Tragwerkskonstruktion

Sonstige

Anzahl der Vollgeschosse

3- bis 5-geschossig

Beschreibung

Objektbeschreibung

Die Masterthesis „Wohnsuffizienz als Beitrag zur Wohnwende“ untersucht am Beispiel des Regensburger Einfamilienhausgebiets Königswiesen-Süd, wie Wohnen unter den Bedingungen von Klimawandel, Flächenknappheit und veränderten Lebensformen langfristig bezahlbar und nachhaltig gestaltet werden kann. Ausgangspunkt der Arbeit ist die These, dass Suffizienz - verstanden als angemessener und effizienter Umgang mit der ressource Raum - ein wesentliches Instrument zur Transformation des vorhandenen Wohnungsbestands darstellt.
Im Zentrum steht der große Einfamilienhausbestand, der in Regensburg rund ein Drittel aller Wohnungebäude ausmacht, zugleich jedoch flächen- und ressourcenintensiv ist und häufig ineffizient genutzt wird. Die Arbeit untersucht die räumlichen, baulichen und sozialen Potenziale dieses Quartiers und entwickelt Strategien, wie durch behutsame Nachverdichtung, Umnutzung, ergänzende gemeinschaftliche Funktionen und alternative Wohnformen neue Wohnqualitäten entstehen können, ohne den Bestand zu ersetzen. Methodisch verbindet das Projekt Archivrecherche, städtebauliche und typologische Bestandsanalysen sowie qualitative Feldstudien im Quartier. Auf dieser Grundlage werden räumliche Strategien entwickelt, die auf die spezifischen Bedingungen des Ortes reagieren und eine differenzierte Transformation bestehender Strukturen ermöglichen.

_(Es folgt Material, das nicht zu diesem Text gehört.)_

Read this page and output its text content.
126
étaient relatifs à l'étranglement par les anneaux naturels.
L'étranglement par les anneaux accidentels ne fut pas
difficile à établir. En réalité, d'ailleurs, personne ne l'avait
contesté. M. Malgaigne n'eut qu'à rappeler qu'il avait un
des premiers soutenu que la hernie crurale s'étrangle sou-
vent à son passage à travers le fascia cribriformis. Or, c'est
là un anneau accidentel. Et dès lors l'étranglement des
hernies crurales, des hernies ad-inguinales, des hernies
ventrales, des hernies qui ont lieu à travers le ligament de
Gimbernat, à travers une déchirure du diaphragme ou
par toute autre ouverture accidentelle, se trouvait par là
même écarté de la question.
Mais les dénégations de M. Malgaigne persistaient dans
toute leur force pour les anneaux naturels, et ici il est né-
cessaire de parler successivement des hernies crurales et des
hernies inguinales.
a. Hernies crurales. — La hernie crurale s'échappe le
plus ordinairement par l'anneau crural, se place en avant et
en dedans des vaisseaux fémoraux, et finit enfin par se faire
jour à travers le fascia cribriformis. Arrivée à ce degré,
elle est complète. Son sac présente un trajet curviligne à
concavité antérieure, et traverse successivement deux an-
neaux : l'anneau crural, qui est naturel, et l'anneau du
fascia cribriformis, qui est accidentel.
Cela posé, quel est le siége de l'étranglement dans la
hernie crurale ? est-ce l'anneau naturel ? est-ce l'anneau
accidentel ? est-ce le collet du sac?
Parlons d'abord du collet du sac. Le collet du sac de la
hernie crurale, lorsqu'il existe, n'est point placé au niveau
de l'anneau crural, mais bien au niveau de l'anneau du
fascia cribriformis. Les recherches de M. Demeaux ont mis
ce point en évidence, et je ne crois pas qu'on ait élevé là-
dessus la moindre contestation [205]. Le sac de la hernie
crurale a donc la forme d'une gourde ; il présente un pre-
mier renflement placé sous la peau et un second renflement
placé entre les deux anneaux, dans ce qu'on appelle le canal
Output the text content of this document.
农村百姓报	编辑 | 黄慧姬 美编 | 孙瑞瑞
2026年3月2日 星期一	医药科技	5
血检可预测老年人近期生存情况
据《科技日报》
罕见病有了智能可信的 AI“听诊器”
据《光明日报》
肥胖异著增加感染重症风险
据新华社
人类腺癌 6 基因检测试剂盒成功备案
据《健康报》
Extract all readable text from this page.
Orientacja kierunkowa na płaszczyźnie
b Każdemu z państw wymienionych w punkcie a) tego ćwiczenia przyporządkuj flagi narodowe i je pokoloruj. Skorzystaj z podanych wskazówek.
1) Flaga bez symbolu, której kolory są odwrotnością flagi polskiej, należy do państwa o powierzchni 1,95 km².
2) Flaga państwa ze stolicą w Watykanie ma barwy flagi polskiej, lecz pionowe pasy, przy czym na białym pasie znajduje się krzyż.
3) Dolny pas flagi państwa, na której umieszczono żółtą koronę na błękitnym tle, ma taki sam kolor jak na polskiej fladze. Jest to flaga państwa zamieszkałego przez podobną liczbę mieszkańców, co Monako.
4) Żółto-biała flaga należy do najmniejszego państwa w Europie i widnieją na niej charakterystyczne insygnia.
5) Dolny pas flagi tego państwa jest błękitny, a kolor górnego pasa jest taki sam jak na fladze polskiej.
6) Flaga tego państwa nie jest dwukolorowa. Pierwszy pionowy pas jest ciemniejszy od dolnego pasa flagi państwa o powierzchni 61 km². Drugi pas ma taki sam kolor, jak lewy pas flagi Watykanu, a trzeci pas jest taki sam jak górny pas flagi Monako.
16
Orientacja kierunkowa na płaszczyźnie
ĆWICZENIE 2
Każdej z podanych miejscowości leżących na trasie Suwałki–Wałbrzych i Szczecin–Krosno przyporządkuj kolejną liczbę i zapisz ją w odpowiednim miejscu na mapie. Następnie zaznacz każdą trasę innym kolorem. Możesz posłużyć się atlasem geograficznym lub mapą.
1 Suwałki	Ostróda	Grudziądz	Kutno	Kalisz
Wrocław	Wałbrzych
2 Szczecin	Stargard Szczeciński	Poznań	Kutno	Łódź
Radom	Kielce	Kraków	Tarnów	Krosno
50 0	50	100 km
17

Die Arbeit versteht sich damit als Beitrag zu einer zukunftsfähigen Wohnkultur im transformierten Bestand und zu einer sozial wie ökologisch tragfähigen Stadtentwicklung.

Die Häuser der Zukunft sind bereits gebaut!

Die Herausforderung besteht darin, sie neu zu denken und so effizient wie möglich so lange wie möglich zu nutzen.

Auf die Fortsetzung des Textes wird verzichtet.